Reflecting the strength of his interdisciplinary training, Ze Zhang, a PhD candidate in the Graduate Program in Quantitative Biomedical Sciences (QBS) and the Department of Epidemiology at Geisel, recently earned second prize for Outstanding Graduate Research in Computational Science in the Neukom Institute’s 2022 Research Awards.
In the following Q & A, Zhang and mentor Lucas Salas, MD, PhD, MPH, an assistant professor of epidemiology at Geisel, discuss Zhang’s innovative project, conducted in the Salas Lab, and its potential to help advance tumor cell research efforts in the future.
Q: For starters, and to provide some context, Lucas can you describe what your lab focuses on and Ze what your research interests are?
Salas: Broadly, we investigate how cell heterogeneity impacts human health and disease, with an emphasis on how genetic, environmental, and lifestyle factors model the human epigenome. More specifically, we study how some key epigenetic mechanisms affect gene expression and cancer outcomes, including how the immune cells are altered in disease.
Zhang: My research interests are in molecular epidemiology, specifically epigenetics in cancer, developmental biology, immunology, and cell heterogeneity. My aim is to combine my skills and knowledge in medicine, biology, epidemiology, and bioinformatics to develop biomarkers for the improvement of population health.
Q: Can you tell us about your project, the problem you were addressing, and the results you were able to achieve?
Zhang: We do a lot of bioinformatics in our lab, analyzing data sets generated here at the Dartmouth biorepository and from publicly available sources like the Cancer Genome Atlas. In this project, we used a biological process called DNA methylation, which is an epigenetic phenomenon that regulates gene expression, to infer cell composition in the tumor microenvironment. This is challenging because the tumor microenvironment is highly complex and heterogeneous within and across tumor types.
The traditional method we and other researchers usually use for deconvolution involves generating one library that contains all the different cell types. It doesn’t work that well because it lacks specificity and accuracy when trying to develop specific profiles of cells in the tumor microenvironment.

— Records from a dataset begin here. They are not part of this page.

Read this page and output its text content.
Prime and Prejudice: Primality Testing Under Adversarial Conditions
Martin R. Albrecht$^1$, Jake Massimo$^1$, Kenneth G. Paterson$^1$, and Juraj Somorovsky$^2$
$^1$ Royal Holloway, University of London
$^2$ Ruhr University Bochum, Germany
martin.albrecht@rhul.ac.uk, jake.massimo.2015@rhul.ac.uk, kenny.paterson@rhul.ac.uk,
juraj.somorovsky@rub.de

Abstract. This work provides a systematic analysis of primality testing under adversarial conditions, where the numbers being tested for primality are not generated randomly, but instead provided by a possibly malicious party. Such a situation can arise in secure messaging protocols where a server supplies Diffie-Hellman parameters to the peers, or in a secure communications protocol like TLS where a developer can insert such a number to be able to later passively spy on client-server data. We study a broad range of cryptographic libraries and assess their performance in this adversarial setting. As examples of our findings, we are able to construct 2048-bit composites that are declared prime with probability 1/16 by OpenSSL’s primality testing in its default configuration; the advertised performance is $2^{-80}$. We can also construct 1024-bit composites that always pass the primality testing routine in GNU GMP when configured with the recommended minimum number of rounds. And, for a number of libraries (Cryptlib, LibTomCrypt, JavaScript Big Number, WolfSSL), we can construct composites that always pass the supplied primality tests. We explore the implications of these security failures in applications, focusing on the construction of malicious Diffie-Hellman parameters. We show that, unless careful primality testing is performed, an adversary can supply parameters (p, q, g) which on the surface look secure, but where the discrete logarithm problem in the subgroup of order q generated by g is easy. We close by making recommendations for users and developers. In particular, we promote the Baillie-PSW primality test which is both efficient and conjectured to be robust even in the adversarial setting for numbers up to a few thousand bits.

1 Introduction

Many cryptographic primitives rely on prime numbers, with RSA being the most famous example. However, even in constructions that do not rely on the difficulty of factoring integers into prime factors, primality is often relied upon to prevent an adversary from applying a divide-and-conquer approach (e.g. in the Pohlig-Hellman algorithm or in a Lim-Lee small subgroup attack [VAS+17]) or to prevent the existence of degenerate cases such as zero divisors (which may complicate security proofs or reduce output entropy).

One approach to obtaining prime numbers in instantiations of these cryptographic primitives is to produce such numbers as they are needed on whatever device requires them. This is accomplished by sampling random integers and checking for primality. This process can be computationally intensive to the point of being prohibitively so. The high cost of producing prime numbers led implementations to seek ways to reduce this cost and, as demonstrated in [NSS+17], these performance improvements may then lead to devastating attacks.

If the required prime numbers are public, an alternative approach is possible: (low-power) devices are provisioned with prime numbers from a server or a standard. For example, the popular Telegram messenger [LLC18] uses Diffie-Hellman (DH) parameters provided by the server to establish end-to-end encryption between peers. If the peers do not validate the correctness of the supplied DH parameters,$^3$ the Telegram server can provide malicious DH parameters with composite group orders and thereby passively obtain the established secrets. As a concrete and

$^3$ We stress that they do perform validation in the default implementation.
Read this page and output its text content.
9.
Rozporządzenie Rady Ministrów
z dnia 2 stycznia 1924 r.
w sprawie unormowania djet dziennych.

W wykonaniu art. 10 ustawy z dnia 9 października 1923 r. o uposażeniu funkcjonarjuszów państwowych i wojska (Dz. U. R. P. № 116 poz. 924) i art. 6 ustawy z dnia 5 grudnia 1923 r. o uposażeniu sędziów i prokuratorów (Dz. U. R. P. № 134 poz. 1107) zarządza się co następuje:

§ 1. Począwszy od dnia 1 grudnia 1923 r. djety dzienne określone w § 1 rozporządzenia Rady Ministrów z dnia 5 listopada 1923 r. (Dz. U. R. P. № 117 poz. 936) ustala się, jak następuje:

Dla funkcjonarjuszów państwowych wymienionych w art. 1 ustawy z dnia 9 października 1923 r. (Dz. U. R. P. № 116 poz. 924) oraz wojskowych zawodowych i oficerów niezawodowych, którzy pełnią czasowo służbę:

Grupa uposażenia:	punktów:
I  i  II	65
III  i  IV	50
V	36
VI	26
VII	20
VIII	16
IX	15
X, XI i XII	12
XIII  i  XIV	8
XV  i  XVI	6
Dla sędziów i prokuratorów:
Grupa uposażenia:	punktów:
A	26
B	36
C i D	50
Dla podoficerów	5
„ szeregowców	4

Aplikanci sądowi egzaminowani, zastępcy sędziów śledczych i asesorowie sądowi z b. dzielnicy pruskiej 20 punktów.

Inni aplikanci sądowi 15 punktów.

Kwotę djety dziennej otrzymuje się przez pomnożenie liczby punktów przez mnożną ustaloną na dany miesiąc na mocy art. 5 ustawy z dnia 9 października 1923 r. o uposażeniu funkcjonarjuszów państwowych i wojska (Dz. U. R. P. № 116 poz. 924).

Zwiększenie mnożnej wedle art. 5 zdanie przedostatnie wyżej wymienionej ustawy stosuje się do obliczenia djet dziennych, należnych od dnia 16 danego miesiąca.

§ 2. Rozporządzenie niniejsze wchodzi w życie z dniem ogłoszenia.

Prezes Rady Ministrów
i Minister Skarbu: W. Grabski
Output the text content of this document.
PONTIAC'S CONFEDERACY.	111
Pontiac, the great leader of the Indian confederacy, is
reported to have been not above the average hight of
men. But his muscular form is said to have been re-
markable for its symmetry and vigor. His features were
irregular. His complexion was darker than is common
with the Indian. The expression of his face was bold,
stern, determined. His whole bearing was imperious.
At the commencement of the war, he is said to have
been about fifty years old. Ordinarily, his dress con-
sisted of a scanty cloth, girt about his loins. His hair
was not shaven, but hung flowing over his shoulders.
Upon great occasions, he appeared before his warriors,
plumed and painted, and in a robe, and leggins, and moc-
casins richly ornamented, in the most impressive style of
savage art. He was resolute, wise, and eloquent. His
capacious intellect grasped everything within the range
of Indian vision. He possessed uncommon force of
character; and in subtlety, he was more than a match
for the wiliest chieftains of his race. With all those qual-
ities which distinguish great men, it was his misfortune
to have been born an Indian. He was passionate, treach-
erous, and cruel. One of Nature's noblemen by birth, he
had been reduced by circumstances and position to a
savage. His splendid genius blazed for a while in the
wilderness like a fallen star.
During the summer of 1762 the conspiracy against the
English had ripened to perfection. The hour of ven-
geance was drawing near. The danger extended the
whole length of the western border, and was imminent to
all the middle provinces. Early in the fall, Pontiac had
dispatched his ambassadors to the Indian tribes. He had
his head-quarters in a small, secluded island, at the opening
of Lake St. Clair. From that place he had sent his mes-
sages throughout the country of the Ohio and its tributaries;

What made our approach novel was that we developed a hierarchical algorithm that enabled us to employ multiple libraries for the targeted tumor microenvironment. This gave us higher accuracy, specificity, and resolution in analyzing the cell types and their components. As a result, we were able to estimate the proportions of 17 different cell types from three major tumor microenvironment components—tumor, angiogenic, and immune—for 20 carcinoma types.
Q: How do you see this innovation contributing to future studies and the work of your lab?
Zhang: We believe that, with higher resolution in cell composition profiling and a better understanding of what’s happening within the tumor microenvironment, there will be some biomarkers that we’re excited to develop that could potentially help evaluate patients’ responses to treatments such as immunotherapy and chemotherapy.
Salas: Ze’s work is a key part of our lab’s emphasis on trying to bring more prognostic markers for patients with cancer, in particular renal cell carcinomas. This method promises new avenues for the study of the tumor microenvironment, which we hope can provide new opportunities to help improve clinical decision-making and even to help develop new therapies for patients.
Q: What do you appreciate most about working in the Dartmouth environment?
Zhang: One of my main goals as a student is to receive interdisciplinary training, and learning from different departments across Dartmouth is something that is highly encouraged and supported here. I think receiving a computational science award speaks to how important it is that I have all the tools in my toolbox that I’m developing here as a PhD student.